フリーパス券をもらったみたいでちょっと怖い。
「それで今日はどのようなご用件かしら」
「冒険者ギルドが半ば崩壊している件について知っていますか?」
「ガルドさんもお気づき……いえ、当然ですわね。むろん、わたくしも存じておりますわ」
予想したとおり認識はしているようだ。
これなら話は早い。
「何か手を打つ予定はありますか?」
「その点でわたくしからガルドさんに聞きたいことがありますわ」
「なんでしょう?」
「ヴァルモントに来る冒険者はなぜか粗暴者ばかりで、真面目な方が来てくれないの。理由はわかるかしら?」
「自然ではありえません。誰かが意図して調整していると思います」
じゃなければ、ギルドのルールが無視されるほど崩壊するなんて起こらない。
「やっぱりそうなのね」
「心当たりがあるのですか?」
「聞いたら引き返せなくなるわよ。それでも聞きますの?」
目を閉じてルカスやシア、ロディック、アリシア、クラリッサの顔を思い浮かべる。
面倒事は嫌だからリリィと逃げればいい。それが俺の考えだったが、ヴァルモントで作られた絆によって考えが変わってきている。
貴族との関わって人間の汚い側面も見てきたが、ヴァルモントでは逆に温かみを感じることもあった。
俺は人間を嫌いにはなりきれない。
踏み込めばリスクはある。
だが、何もせずに見捨てるには後味が悪すぎる。
遠慮なく頼ってくれと、前にアリシアへ言った言葉を嘘にはしたくない。
父親としてリリィの笑顔を曇らせないためにも、シナリオを崩壊させるべく踏み込むべきだ。

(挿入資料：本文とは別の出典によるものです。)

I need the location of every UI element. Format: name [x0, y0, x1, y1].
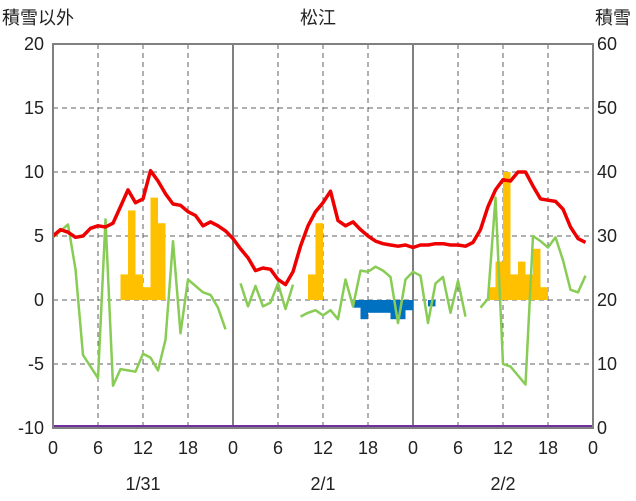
precip-bar	[510, 274, 518, 300]
line-series	[51, 168, 593, 428]
precip-bar	[540, 287, 548, 300]
precip-bar	[143, 287, 151, 300]
x-tick-label: 18	[358, 438, 378, 458]
x-tick-label: 18	[538, 438, 558, 458]
precip-bar	[390, 300, 398, 320]
precip-bar	[315, 223, 323, 300]
precip-bar	[533, 248, 541, 300]
precip-bar	[120, 274, 128, 300]
precip-bar	[308, 274, 316, 300]
grid-lines	[53, 44, 593, 428]
wind-line	[239, 282, 295, 311]
left-tick-label: 15	[24, 98, 44, 118]
right-tick-label: 20	[597, 290, 617, 310]
precip-bar	[353, 300, 361, 308]
precip-bar	[398, 300, 406, 320]
precip-bar	[158, 223, 166, 300]
x-tick-label: 12	[313, 438, 333, 458]
right-tick-label: 40	[597, 162, 617, 182]
right-tick-label: 60	[597, 34, 617, 54]
x-tick-label: 6	[453, 438, 463, 458]
left-tick-label: 10	[24, 162, 44, 182]
x-tick-label: 6	[273, 438, 283, 458]
left-tick-label: -10	[18, 418, 44, 438]
precip-bar	[150, 197, 158, 300]
precip-bar	[383, 300, 391, 313]
left-tick-label: 5	[34, 226, 44, 246]
precip-bar	[135, 274, 143, 300]
x-tick-label: 0	[228, 438, 238, 458]
date-label: 2/1	[310, 474, 335, 494]
x-tick-label: 0	[408, 438, 418, 458]
left-tick-label: -5	[28, 354, 44, 374]
right-tick-label: 0	[597, 418, 607, 438]
wind-line	[299, 265, 467, 325]
temperature-line	[51, 168, 587, 287]
right-axis-label: 積雪	[595, 8, 631, 28]
precip-bar	[128, 210, 136, 300]
x-tick-label: 0	[588, 438, 598, 458]
precip-bar	[503, 172, 511, 300]
right-tick-label: 10	[597, 354, 617, 374]
precip-bar	[488, 287, 496, 300]
date-label: 2/2	[490, 474, 515, 494]
x-tick-label: 12	[133, 438, 153, 458]
x-tick-label: 6	[93, 438, 103, 458]
precip-bar	[375, 300, 383, 313]
right-tick-label: 30	[597, 226, 617, 246]
x-tick-label: 12	[493, 438, 513, 458]
precip-bar	[368, 300, 376, 313]
x-tick-label: 18	[178, 438, 198, 458]
left-axis-label: 積雪以外	[2, 8, 74, 28]
date-label: 1/31	[125, 474, 160, 494]
plot-border	[52, 43, 594, 429]
chart-title: 松江	[300, 8, 336, 28]
precipitation-bars	[120, 172, 548, 320]
plot-frame	[52, 43, 594, 429]
precip-bar	[360, 300, 368, 320]
precip-bar	[405, 300, 413, 311]
wind-line	[52, 218, 227, 388]
right-tick-label: 50	[597, 98, 617, 118]
x-tick-label: 0	[48, 438, 58, 458]
precip-bar	[518, 261, 526, 300]
left-tick-label: 0	[34, 290, 44, 310]
left-tick-label: 20	[24, 34, 44, 54]
wind-line	[479, 196, 587, 386]
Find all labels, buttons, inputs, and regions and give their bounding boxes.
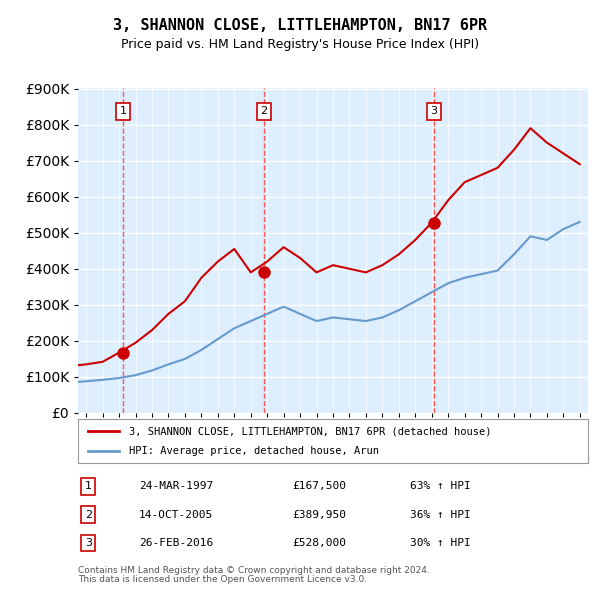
Text: Price paid vs. HM Land Registry's House Price Index (HPI): Price paid vs. HM Land Registry's House … bbox=[121, 38, 479, 51]
Text: 14-OCT-2005: 14-OCT-2005 bbox=[139, 510, 214, 520]
Text: 1: 1 bbox=[119, 106, 127, 116]
Text: 2: 2 bbox=[85, 510, 92, 520]
Text: £528,000: £528,000 bbox=[292, 538, 346, 548]
Text: 3: 3 bbox=[431, 106, 437, 116]
Text: 3: 3 bbox=[85, 538, 92, 548]
Text: 3, SHANNON CLOSE, LITTLEHAMPTON, BN17 6PR (detached house): 3, SHANNON CLOSE, LITTLEHAMPTON, BN17 6P… bbox=[129, 427, 491, 436]
Text: 2: 2 bbox=[260, 106, 268, 116]
Text: Contains HM Land Registry data © Crown copyright and database right 2024.: Contains HM Land Registry data © Crown c… bbox=[78, 566, 430, 575]
Text: HPI: Average price, detached house, Arun: HPI: Average price, detached house, Arun bbox=[129, 446, 379, 455]
Text: 3, SHANNON CLOSE, LITTLEHAMPTON, BN17 6PR: 3, SHANNON CLOSE, LITTLEHAMPTON, BN17 6P… bbox=[113, 18, 487, 32]
Text: 26-FEB-2016: 26-FEB-2016 bbox=[139, 538, 214, 548]
Text: This data is licensed under the Open Government Licence v3.0.: This data is licensed under the Open Gov… bbox=[78, 575, 367, 584]
Text: 63% ↑ HPI: 63% ↑ HPI bbox=[409, 481, 470, 491]
Text: 24-MAR-1997: 24-MAR-1997 bbox=[139, 481, 214, 491]
Text: 36% ↑ HPI: 36% ↑ HPI bbox=[409, 510, 470, 520]
Text: 30% ↑ HPI: 30% ↑ HPI bbox=[409, 538, 470, 548]
Text: £167,500: £167,500 bbox=[292, 481, 346, 491]
Text: 1: 1 bbox=[85, 481, 92, 491]
Text: £389,950: £389,950 bbox=[292, 510, 346, 520]
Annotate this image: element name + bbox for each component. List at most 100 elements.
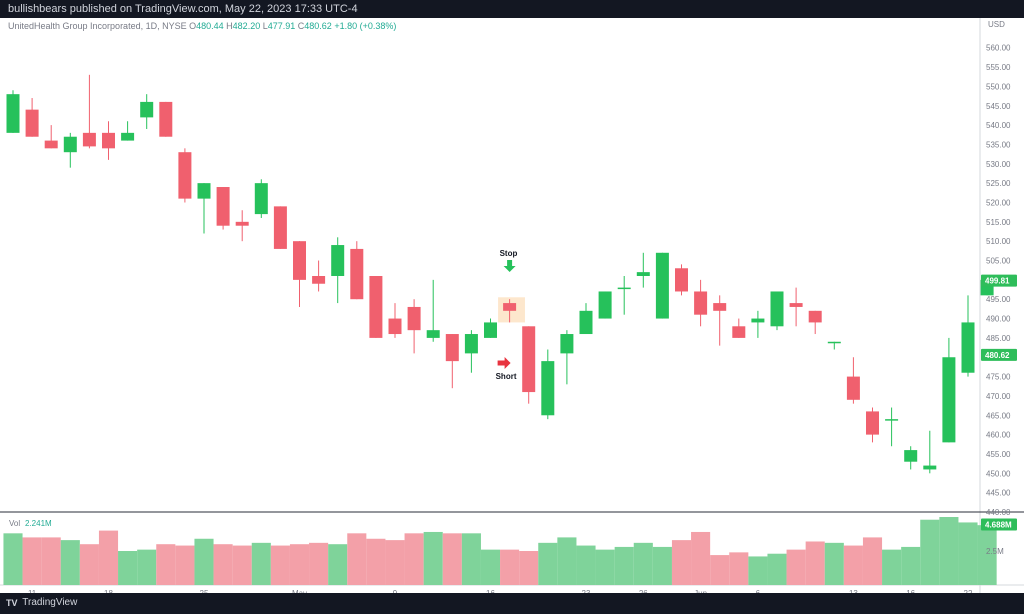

それで結果的に損をすることになるかもしれないが、義娘に社会、いや世界ってのは捨てたものじゃないって教えてあげたいのである。
「俺でできることがあれば協力しますよ」
「国が相手でも?」
「……ヤバくなったら一緒に国外逃亡しましょうか」
ちょっとだけ予防線を引いてみたのだが、それがよかったみたいでクスッと笑ってくれた。
「魅力的なご提案なんですが、お断りいたします。わたくしは最期まで戦いますわ」
鬼気迫る、といった感じが適切かもしれない。
俺なんかよりも数段上の覚悟を感じる。
もう二度と追放されたくないという気持ちもあるんだろうけど、為政者としての責任感が大半を占めてそうに思えた。